Caution
Disclaimer: This is a personal project, built primarily for my own use. I share it in the spirit of open source software, but I am not responsible for any lost data. Please review the Security Policy before use. LLM tools were involved in creating this project.
Automatic directory synchronization via Git.
Keep your files in sync across devices — no manual Git needed. Primary use case: Obsidian vault synchronization.
syncthis runs as a tray app that sits in your menu bar. Connect your GitHub account, pick a repository, choose a local folder, and your files stay in sync automatically.
Visual conflict resolution — When the same file is edited on two devices, resolve conflicts with a side-by-side diff view:
Dashboard — Monitor sync health, view activity, and manage settings:
Setup wizard — Connect GitHub, pick a repo, choose a folder — done:
New to Git? Follow the Obsidian Setup Guide for a step-by-step walkthrough.

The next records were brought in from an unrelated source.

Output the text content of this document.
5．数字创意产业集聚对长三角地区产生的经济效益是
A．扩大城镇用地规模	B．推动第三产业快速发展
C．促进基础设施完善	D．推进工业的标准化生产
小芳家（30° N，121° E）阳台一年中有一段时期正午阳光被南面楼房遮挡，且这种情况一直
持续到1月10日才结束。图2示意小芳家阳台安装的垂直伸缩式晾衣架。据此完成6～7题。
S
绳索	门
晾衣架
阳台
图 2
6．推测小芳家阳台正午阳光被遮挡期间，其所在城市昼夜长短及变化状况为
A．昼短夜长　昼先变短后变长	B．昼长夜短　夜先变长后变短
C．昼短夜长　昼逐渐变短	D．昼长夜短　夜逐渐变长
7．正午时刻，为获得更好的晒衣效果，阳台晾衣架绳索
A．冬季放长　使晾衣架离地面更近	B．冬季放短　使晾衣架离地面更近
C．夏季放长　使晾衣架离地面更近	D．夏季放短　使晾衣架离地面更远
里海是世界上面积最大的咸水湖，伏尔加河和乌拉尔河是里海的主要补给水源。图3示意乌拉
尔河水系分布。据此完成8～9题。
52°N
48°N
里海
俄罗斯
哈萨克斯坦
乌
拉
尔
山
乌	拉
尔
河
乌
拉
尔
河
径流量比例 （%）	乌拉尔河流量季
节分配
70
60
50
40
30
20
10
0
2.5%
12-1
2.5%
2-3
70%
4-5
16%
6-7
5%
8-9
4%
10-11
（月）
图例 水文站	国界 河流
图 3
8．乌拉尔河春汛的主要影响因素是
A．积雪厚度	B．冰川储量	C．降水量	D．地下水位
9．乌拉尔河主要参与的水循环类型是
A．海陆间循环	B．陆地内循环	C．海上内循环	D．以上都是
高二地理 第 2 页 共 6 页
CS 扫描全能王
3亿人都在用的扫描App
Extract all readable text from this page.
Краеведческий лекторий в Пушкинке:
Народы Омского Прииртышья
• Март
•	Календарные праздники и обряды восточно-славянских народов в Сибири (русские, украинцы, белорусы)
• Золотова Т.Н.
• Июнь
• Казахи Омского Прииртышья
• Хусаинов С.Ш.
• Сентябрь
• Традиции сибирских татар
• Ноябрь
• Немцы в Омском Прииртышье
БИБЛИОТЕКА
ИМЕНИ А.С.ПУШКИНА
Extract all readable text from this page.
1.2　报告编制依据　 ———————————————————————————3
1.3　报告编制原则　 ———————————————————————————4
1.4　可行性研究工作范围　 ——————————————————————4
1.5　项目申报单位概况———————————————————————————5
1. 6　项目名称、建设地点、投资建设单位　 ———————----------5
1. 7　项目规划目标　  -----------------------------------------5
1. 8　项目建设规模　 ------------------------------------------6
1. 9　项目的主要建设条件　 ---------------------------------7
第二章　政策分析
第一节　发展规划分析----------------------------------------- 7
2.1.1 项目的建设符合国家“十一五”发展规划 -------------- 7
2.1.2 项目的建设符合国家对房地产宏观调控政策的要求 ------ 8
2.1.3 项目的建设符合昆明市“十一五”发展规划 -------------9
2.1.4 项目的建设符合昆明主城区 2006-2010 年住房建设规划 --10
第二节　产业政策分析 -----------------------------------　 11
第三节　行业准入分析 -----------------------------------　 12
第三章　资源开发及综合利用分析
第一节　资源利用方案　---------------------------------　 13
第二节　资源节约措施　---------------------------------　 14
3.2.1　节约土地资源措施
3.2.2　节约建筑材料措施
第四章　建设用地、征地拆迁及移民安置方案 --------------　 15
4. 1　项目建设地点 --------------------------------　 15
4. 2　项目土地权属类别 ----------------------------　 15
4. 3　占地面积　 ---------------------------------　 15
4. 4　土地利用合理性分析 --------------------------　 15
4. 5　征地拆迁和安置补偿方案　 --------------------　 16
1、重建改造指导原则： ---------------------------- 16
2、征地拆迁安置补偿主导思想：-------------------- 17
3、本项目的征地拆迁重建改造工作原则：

Download the latest release from GitHub Releases.
| Platform | Format |
|---|---|
| macOS | DMG (arm64 + x64) |
| Linux | deb |
syncthis is also available as a CLI tool:
npm install -g syncthis
syncthis init --remote git@github.com:yourname/vault.git
syncthis startSee the CLI documentation or the npm page for full details.
On a configurable schedule (default: every 5 minutes), syncthis commits local changes, pulls remote changes via rebase, and pushes — fully automatic. Conflicts are detected and resolved based on your chosen strategy. See How It Works for the full sync cycle.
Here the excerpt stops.